“I always thought I knew a lot about being a mum. After all, I had many close friends who were mums, and I thought I knew what it would be like to raise a child.
I had heard all about breastfeeding problems, had my views on co-sleeping and bouncing a baby to sleep. In my head, we would have an angel baby and I would implement all the stuff I’ve read in the books.
As it turns out, I was in for a surprise when I found out my baby was a demanding milk guzzler who would cry suddenly to be fed like we have starved him for days. He takes forever to fall asleep — flailing his arms while screaming his lungs out and hated to be put down.
The first two weeks were overwhelming even with a confinement nanny. The pressure to instantly become a competent mum left me in quite a mess. I had to deal with recovery from the biggest operation of my life, coupled with my milk supply in overdrive — which left me with sore, rock-hard boobs (I even had trouble sleeping on my side). As I was getting used to broken sleep, I was still struggling with learning how to calm an incessantly-crying baby I didn’t understand!
“Nurturing another human being 24/7 and constantly problem-solving and trouble-shooting meant moments of feeling emotionally and physically bankrupt.”
My brain was always buzzing with how to solve the next baby-related problem, while trying to keep afloat physically and emotionally. I didn’t want to admit that I was not doing so well, even to my husband. I wanted to be that put-together positive mummy I always imagined becoming.

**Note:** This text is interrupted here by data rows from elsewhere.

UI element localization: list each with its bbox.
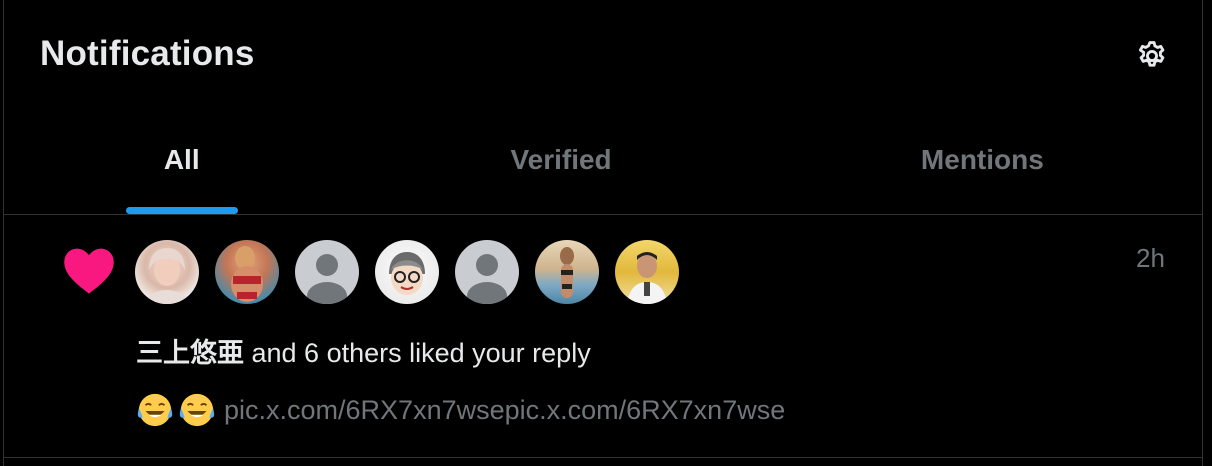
avatar[interactable]	[215, 240, 279, 304]
tab-mentions[interactable]: Mentions	[763, 110, 1202, 214]
settings-button[interactable]	[1132, 36, 1172, 76]
gear-icon	[1138, 41, 1165, 67]
tab-verified-label: Verified	[510, 144, 612, 175]
tab-verified[interactable]: Verified	[359, 110, 762, 214]
heart-icon	[64, 248, 114, 294]
avatar[interactable]	[615, 240, 679, 304]
tab-all-label: All	[163, 144, 200, 175]
avatar[interactable]	[375, 240, 439, 304]
avatar[interactable]	[455, 240, 519, 304]
avatar[interactable]	[295, 240, 359, 304]
reply-preview: pic.x.com/6RX7xn7wsepic.x.com/6RX7xn7wse	[136, 391, 785, 429]
notifications-panel: Notifications All Verified Mentions 2h 三…	[3, 0, 1203, 466]
content-link[interactable]: pic.x.com/6RX7xn7wsepic.x.com/6RX7xn7wse	[224, 395, 785, 426]
page-title: Notifications	[40, 34, 255, 73]
laughing-tears-emoji-icon	[137, 393, 173, 427]
avatar[interactable]	[535, 240, 599, 304]
actor-name[interactable]: 三上悠亜	[136, 338, 244, 368]
laughing-tears-emoji-icon	[179, 393, 215, 427]
action-text: and 6 others liked your reply	[244, 338, 591, 368]
header: Notifications	[4, 0, 1202, 110]
active-tab-indicator	[126, 207, 238, 214]
avatar[interactable]	[135, 240, 199, 304]
tab-all[interactable]: All	[4, 110, 359, 214]
tab-mentions-label: Mentions	[920, 144, 1044, 175]
notification-summary: 三上悠亜 and 6 others liked your reply	[136, 331, 591, 370]
notification-item[interactable]: 2h 三上悠亜 and 6 others liked your reply pi…	[4, 215, 1202, 458]
avatar-group	[135, 240, 679, 304]
notification-tabs: All Verified Mentions	[4, 110, 1202, 215]
timestamp: 2h	[1136, 243, 1165, 273]
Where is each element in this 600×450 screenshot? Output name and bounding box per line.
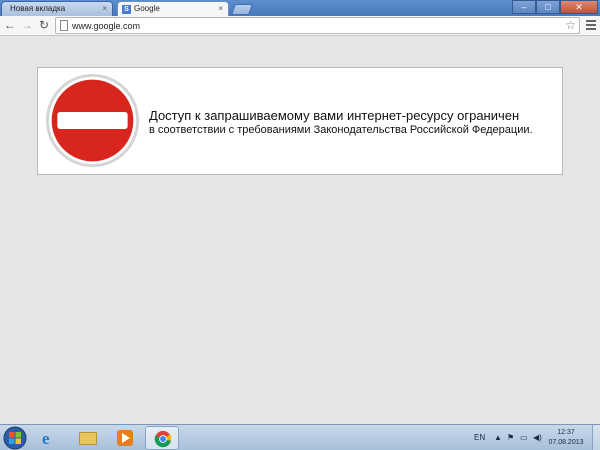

Running my own business also meant that on top of the chaos happening at home, there were emails that needed to be replied, designs that needed to be pushed out and issues that needed to be. Plus, I had to be there for my team members.
In my drastically altered world, even though I didn’t know how to say it then, I needed my husband to be an endless river of love and support for me. Even if I had very little to give in return.
Nurturing another human being 24/7 and constantly problem-solving and trouble-shooting meant moments of feeling emotionally and physically bankrupt. An involved father and an encouraging husband was absolutely essential for my sanity.
Read on to find out what Jaime’s hubby did during his paternity leave to ease her burden.
My husband, Justin, took his paternity leave when our child was born to help out around the house with things like laundry and groceries. He also took one week of shared parental leave after the confinement nanny left to help me make the transition to dealing with the baby without an extra pair of hands. I honestly believe, this change would have been so much more isolating and harder without him around.
During that one week, Justin made it a point for us to go out as a family for walks or meals. To get me accustomed to using the car seat, packing the diaper bag, feeding and putting baby to sleep while on the go.
It encouraged me and boosted my morale as a scared new mum to have him help make decisions and help us move forward as a family. Those weeks with him around made all the difference, and gave me the courage to progress as a mum.
We are blessed to live in an age where involved fathers are the norm, rather than the exception. I believe paternity leave is not just meant for dads to spend time with their children but to utilise it to love and understand their wives and be a helping hand.
It’s an integral role they play as their wives transition into a whole new world and take on the most significant responsibility of their lives.
Paternity leave made a huge difference in the early days of my mummy-life. Even today, every gesture and policy to increase dad’s time with the family — such as legislating the second week of paternity leave, shared parental leave, childcare leave and work-from-home arrangements — goes a long way in the journey of parenthood.
“Every gesture and policy to increase dad’s time with the family — such as legislating the second week of paternity leave, shared parental leave, childcare leave and work-from-home arrangements — goes a long way in the journey of parenthood.”
Mummy-life is a mix of joys and struggles. It is eye bags, hearts bursting with love and pride, problem-solving and trouble-shooting and bouncing between bleak, gloomy days and victorious sunshine-y ‘ok we can do this!’ days — all rolled up in one. And I’m told this emotional ride never ends!
Today, as a working-mother with a 4-month-old I am striking a better balance and getting better at motherhood every single day. My little boy also learns and grows with me. He has grown leaps and bounds from the early newborn days, not just in size (he is one chubby little guy!), but also in independence and maturity. The developments and milestones he has achieved and is still achieving, fills my heart with so much pride.
As I was always told during the early days, it indeed does get better. Babies grow, and they learn, if you let them and teach them how to. I really do want to send some digital love across and encourage new mums or mums-to-be. Know that feeling overwhelmed is so, so normal and just a part of the process. Soon, when the sunshine peeks through the clouds, you’ll be on the other side with all the mummies that have gone before you, and sharing the same story to help other mums too!”
Jaime Lee, 31, is married to Justin. She is the founder of The Paper Bunny and mum to Jonah, 4 months.